To find the critical points substituting in $f$ as follows:
$$
f(\frac{2}{3})=-3 (\frac{2}{3})^{3}+6(\frac{2}{3})^{2}-4 (\frac{2}{3})-1=-\frac{17}{9}\approx -1.8
$$
So, Critical point:
$$ (\frac{2}{3}, -1.8) . $$
We can still apply the first derivative test, however, to find where $f$ is increasing and decreasing. Now, check the sign of $f^{\prime}(x)$. in the intervals
$$
(-\infty, \frac{2}{3} ), \quad\quad (\frac{2}{3} , \infty ).
$$
(1)
Test a number in the interval $(-\infty, \frac{2}{3} )$ say $0$:
$$
\begin{aligned}
f^{\prime}(0) &=-9 (0)^{2}+12 (0)-4 \\
&=-4 \\
&\lt 0
\end{aligned}
$$
we see that $f^{\prime}(x)$ is negative in that interval, so $f(x)$ is decreasing on $(-\infty, \frac{2}{3} )$.
(2)
Test a number in the interval $(\frac{2}{3}, \infty )$ say $1$:
$$
\begin{aligned}
f^{\prime}(1) &=-9 (1)^{2}+12 (1)-4 \\
&=-1 \\
& \lt 0
\end{aligned}
$$
we see that $f^{\prime}(x)$ is negative in that interval, so $f(x)$ is decreasing on $(\frac{2}{3}, \infty )$.

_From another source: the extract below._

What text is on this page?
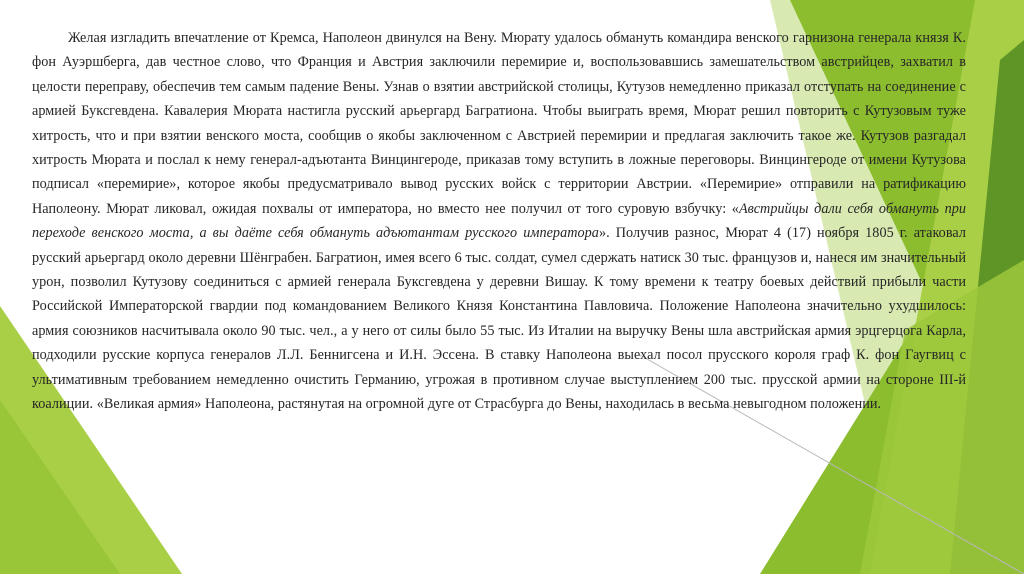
Желая изгладить впечатление от Кремса, Наполеон двинулся на Вену. Мюрату удалось обмануть командира венского гарнизона генерала князя К. фон Ауэршберга, дав честное слово, что Франция и Австрия заключили перемирие и, воспользовавшись замешательством австрийцев, захватил в целости переправу, обеспечив тем самым падение Вены. Узнав о взятии австрийской столицы, Кутузов немедленно приказал отступать на соединение с армией Буксгевдена. Кавалерия Мюрата настигла русский арьергард Багратиона. Чтобы выиграть время, Мюрат решил повторить с Кутузовым туже хитрость, что и при взятии венского моста, сообщив о якобы заключенном с Австрией перемирии и предлагая заключить такое же. Кутузов разгадал хитрость Мюрата и послал к нему генерал-адъютанта Винцингероде, приказав тому вступить в ложные переговоры. Винцингероде от имени Кутузова подписал «перемирие», которое якобы предусматривало вывод русских войск с территории Австрии. «Перемирие» отправили на ратификацию Наполеону. Мюрат ликовал, ожидая похвалы от императора, но вместо нее получил от того суровую взбучку: «Австрийцы дали себя обмануть при переходе венского моста, а вы даёте себя обмануть адъютантам русского императора». Получив разнос, Мюрат 4 (17) ноября 1805 г. атаковал русский арьергард около деревни Шёнграбен. Багратион, имея всего 6 тыс. солдат, сумел сдержать натиск 30 тыс. французов и, нанеся им значительный урон, позволил Кутузову соединиться с армией генерала Буксгевдена у деревни Вишау. К тому времени к театру боевых действий прибыли части Российской Императорской гвардии под командованием Великого Князя Константина Павловича. Положение Наполеона значительно ухудшилось: армия союзников насчитывала около 90 тыс. чел., а у него от силы было 55 тыс. Из Италии на выручку Вены шла австрийская армия эрцгерцога Карла, подходили русские корпуса генералов Л.Л. Беннигсена и И.Н. Эссена. В ставку Наполеона выехал посол прусского короля граф К. фон Гаугвиц с ультимативным требованием немедленно очистить Германию, угрожая в противном случае выступлением 200 тыс. прусской армии на стороне III-й коалиции. «Великая армия» Наполеона, растянутая на огромной дуге от Страсбурга до Вены, находилась в весьма невыгодном положении.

So, the function $f$ is decreasing on interval $ ( -\infty , \infty) . $
No relative extremum at $ (\frac{2}{3}, -1.8) . $
Now, the second derivative is
$$
\begin{aligned}
f^{\prime \prime}(x) &=-18 x+12 \\
&=-6(3 x-2) \\
\end{aligned}
$$
Set $f^{\prime\prime}(x)$ equal to $0$ and solve for $x$.
$$
\begin{aligned}
f^{\prime \prime}(x) &=-18 x+12=0 \\
&=-6(3 x-2)=0 \\
& 3 x-2 =0 \\
\Rightarrow\quad\quad\quad\quad\quad\\
x &=\frac{2}{3}
\end{aligned}
$$
so $(\frac{2}{3} , f(\frac{2}{3}))$ is inflection point.

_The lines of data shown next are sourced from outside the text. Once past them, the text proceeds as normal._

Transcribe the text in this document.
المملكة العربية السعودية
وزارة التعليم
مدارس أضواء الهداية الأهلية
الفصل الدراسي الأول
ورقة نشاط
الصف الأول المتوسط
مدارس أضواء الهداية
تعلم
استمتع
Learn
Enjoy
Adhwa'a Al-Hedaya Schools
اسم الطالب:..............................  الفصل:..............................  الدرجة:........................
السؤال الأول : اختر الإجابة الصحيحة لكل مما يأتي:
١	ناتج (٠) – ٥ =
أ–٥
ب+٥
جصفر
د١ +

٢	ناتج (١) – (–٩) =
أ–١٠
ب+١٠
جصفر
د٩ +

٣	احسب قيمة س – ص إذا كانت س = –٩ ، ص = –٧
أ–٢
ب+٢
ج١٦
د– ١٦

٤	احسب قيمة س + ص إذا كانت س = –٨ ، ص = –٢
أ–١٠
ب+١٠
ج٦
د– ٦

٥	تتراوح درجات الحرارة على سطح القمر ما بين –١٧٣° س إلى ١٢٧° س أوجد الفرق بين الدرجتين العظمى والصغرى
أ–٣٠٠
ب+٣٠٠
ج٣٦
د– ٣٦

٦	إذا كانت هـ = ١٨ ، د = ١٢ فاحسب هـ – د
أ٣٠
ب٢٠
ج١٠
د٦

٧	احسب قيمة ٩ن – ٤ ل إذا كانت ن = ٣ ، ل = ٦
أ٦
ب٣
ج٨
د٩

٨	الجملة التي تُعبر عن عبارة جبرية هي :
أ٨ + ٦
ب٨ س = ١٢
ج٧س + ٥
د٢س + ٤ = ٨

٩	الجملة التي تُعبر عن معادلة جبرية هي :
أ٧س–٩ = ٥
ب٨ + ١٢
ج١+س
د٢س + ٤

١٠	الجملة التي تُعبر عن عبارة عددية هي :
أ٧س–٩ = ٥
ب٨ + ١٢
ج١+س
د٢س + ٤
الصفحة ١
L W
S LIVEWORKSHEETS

Now ,we find $f(\frac{2}{3})$ as follows:
$$
f(\frac{2}{3})=-3 (\frac{2}{3})^{3}+6 (\frac{2}{3})^{2}-4 (\frac{2}{3})-1 =-\frac{17}{9} \approx -1.8
$$
So, point of inflection at $$ ( \frac{2}{3} , -1.8).$$
*
$$
\begin{array}{l}
f^{\prime \prime}(0)=-18(0)+12=12>0 \\
f^{\prime \prime}(1)=-18(1)+12=-6<0
\end{array}
$$
Test a number in the interval $(-\infty, \frac{2}{3} )$ to see that $f^{\prime\prime}(x)$ is positive in that interval, so $f(x)$ is concave upward on $(-\infty, \frac{2}{3} )$.
**
Test a number in the interval $(\frac{2}{3}, \infty )$to find $f^{\prime\prime}(x)$ negative in that interval, so $f(x)$ is concave upward on $(\frac{2}{3}, \infty )$.
y-intercept:
$$
f(0)=-3 (0)^{3}+6 (0)^{2}-4 (0)-1=-1
$$